At the time, canoeing was largely unknown in Scandinavia, though John MacGregor had visited Sweden in 1865 with his sailing canoe Rob Roy, and Swedish naval officers had come into contact with canoes in international waters. Smith was however an active promoter of canoeing, not least as a contributor to a magazine for sports published by his cousin Viktor Balck (one of the original members of the International Olympic Committee).
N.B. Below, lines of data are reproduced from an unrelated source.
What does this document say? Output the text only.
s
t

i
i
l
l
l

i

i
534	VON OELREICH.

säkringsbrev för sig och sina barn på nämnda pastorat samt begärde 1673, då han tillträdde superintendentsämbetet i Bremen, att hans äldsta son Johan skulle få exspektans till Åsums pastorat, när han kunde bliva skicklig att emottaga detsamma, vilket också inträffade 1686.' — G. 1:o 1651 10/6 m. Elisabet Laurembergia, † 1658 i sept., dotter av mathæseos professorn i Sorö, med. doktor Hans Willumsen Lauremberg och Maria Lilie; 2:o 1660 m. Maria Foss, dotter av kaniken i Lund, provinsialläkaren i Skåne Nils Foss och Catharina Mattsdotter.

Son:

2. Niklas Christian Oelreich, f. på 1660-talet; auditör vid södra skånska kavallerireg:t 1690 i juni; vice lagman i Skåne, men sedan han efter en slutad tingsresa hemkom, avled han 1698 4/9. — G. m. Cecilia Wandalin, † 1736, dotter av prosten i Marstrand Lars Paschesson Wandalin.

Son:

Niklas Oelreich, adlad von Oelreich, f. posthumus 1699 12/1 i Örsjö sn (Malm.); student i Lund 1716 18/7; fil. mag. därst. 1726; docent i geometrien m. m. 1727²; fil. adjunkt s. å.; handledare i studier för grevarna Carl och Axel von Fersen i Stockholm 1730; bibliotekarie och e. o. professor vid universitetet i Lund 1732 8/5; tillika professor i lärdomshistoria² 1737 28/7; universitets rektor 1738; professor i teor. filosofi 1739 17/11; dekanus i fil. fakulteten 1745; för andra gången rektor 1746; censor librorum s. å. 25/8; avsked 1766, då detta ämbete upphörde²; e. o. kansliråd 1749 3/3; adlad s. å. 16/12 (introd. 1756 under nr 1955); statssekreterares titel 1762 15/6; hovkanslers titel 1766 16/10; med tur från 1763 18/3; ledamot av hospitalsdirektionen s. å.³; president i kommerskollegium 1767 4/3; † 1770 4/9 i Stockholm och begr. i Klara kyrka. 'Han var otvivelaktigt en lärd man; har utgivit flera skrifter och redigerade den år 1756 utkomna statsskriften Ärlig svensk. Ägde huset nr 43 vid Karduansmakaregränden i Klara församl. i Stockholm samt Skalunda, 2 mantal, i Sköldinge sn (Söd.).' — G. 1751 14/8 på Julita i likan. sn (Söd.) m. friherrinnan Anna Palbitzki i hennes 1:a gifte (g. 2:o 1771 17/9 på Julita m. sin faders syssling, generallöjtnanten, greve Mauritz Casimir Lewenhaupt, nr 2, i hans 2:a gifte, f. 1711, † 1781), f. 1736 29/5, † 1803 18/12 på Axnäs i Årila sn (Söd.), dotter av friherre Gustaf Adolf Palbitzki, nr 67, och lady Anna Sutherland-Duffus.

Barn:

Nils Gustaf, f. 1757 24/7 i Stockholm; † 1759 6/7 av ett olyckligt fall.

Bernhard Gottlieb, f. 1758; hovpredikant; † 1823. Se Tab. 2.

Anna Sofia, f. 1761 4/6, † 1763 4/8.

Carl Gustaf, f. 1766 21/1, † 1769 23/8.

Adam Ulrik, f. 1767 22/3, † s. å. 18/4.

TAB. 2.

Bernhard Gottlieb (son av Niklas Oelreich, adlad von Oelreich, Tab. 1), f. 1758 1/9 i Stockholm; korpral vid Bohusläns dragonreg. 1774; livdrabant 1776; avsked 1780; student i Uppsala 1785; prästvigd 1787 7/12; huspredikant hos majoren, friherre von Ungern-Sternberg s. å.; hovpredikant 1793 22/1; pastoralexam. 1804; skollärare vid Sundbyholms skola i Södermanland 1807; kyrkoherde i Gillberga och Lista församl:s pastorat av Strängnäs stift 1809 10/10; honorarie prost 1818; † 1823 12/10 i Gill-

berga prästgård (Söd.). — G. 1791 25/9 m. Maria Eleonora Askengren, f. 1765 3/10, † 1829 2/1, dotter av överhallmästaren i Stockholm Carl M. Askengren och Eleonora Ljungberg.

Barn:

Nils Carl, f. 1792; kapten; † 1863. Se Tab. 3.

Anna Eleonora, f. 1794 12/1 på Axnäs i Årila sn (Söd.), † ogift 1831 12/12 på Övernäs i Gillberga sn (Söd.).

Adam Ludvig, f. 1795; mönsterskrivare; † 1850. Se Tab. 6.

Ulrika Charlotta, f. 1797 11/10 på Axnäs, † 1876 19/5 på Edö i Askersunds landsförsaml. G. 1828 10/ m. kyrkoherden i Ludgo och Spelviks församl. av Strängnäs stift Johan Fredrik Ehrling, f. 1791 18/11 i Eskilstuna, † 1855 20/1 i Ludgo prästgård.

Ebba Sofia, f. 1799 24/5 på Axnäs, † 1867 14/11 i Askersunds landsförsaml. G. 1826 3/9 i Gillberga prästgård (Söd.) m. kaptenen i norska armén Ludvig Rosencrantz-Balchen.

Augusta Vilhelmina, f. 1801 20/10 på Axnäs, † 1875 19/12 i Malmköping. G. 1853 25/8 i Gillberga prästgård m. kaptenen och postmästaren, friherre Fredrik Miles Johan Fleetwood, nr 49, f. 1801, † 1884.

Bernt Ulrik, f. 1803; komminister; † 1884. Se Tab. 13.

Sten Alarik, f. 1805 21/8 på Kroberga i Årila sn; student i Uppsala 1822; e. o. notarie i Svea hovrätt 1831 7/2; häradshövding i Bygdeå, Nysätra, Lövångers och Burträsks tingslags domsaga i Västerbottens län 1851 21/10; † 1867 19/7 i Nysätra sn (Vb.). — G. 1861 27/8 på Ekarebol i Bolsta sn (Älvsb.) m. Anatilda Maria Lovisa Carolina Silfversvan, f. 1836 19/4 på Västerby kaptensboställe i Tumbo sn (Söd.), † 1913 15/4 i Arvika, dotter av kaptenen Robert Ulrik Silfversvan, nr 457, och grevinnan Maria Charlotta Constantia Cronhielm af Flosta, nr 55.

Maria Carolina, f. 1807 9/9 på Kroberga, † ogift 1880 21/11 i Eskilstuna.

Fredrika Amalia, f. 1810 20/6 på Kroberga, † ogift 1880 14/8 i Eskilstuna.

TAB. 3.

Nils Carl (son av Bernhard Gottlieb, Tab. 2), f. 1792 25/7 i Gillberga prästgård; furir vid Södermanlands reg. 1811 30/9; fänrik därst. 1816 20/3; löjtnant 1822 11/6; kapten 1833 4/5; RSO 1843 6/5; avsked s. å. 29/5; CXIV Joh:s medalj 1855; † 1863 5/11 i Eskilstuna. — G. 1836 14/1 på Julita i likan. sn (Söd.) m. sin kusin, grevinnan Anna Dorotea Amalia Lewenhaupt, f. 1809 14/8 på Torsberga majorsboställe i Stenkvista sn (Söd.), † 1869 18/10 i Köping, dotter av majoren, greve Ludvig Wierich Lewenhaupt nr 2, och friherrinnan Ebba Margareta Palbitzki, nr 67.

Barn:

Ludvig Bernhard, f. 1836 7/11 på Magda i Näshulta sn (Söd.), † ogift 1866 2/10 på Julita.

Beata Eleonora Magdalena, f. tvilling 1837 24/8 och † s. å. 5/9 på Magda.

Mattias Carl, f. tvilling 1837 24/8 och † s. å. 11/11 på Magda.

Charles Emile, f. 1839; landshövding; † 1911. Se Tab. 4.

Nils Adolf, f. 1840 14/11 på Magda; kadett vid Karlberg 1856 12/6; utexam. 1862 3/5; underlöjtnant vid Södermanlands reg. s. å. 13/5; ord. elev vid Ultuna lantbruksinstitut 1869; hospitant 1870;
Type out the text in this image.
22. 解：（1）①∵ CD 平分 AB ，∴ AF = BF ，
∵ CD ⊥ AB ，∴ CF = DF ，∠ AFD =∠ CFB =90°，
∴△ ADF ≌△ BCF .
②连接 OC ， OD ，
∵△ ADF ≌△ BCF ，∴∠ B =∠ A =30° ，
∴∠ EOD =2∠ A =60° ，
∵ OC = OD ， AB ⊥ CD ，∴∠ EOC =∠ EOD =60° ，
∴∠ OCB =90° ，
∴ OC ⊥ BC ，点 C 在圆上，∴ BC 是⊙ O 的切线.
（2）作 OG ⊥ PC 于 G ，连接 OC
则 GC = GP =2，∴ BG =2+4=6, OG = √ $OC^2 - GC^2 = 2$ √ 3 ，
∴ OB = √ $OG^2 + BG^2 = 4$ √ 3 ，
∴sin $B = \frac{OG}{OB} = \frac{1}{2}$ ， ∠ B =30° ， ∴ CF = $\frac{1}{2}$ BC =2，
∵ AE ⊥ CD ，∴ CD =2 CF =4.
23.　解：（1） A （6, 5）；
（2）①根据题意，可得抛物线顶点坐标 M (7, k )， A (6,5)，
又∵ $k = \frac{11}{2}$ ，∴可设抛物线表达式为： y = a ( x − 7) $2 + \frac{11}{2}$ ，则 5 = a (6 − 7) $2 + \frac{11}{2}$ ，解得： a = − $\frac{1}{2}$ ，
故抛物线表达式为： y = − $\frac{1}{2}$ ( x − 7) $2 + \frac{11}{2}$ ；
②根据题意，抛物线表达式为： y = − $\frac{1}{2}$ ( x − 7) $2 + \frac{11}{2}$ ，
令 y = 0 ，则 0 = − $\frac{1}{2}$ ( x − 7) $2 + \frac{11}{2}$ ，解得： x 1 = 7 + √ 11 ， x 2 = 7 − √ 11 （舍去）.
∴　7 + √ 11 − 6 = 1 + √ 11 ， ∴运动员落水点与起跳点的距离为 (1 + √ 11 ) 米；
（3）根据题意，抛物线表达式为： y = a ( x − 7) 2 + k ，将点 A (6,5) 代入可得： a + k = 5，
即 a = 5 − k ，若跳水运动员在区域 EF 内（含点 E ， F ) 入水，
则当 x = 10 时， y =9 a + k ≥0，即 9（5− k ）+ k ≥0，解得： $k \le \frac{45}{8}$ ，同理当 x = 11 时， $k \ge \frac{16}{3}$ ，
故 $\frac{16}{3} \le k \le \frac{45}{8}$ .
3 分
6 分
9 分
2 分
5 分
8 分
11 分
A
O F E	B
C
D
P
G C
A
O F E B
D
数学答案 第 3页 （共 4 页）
He also wrote in other magazines, and between 1880 and 1883 he was deputy editor of Ny Illustrerad Tidning. Furthermore, he published several books on nautical topics. When the Stockholm Canoe Club (Föreningen för Kanot-Idrott) was founded by a group of adolescents in 1900, Smith became a mentor for them.

Carl Smith was furthermore active as a designer and constructor of canoes. He left behind at least 36 half hull model boats and canoes, as well as many drawings and blueprints. Some of his designs were experimental; he for example attempted to make canoes out of sheet metal and cardboard. Other designs were more successful; around 100 of the Helsa-type sailing canoes designed by Smith were produced. Among these one, baptised Carmen and built in 1882, was brought on the frigate Vanadis on its circumnavigation of Earth in 1883–1885 and used in Patagonia and on the coast of Peru.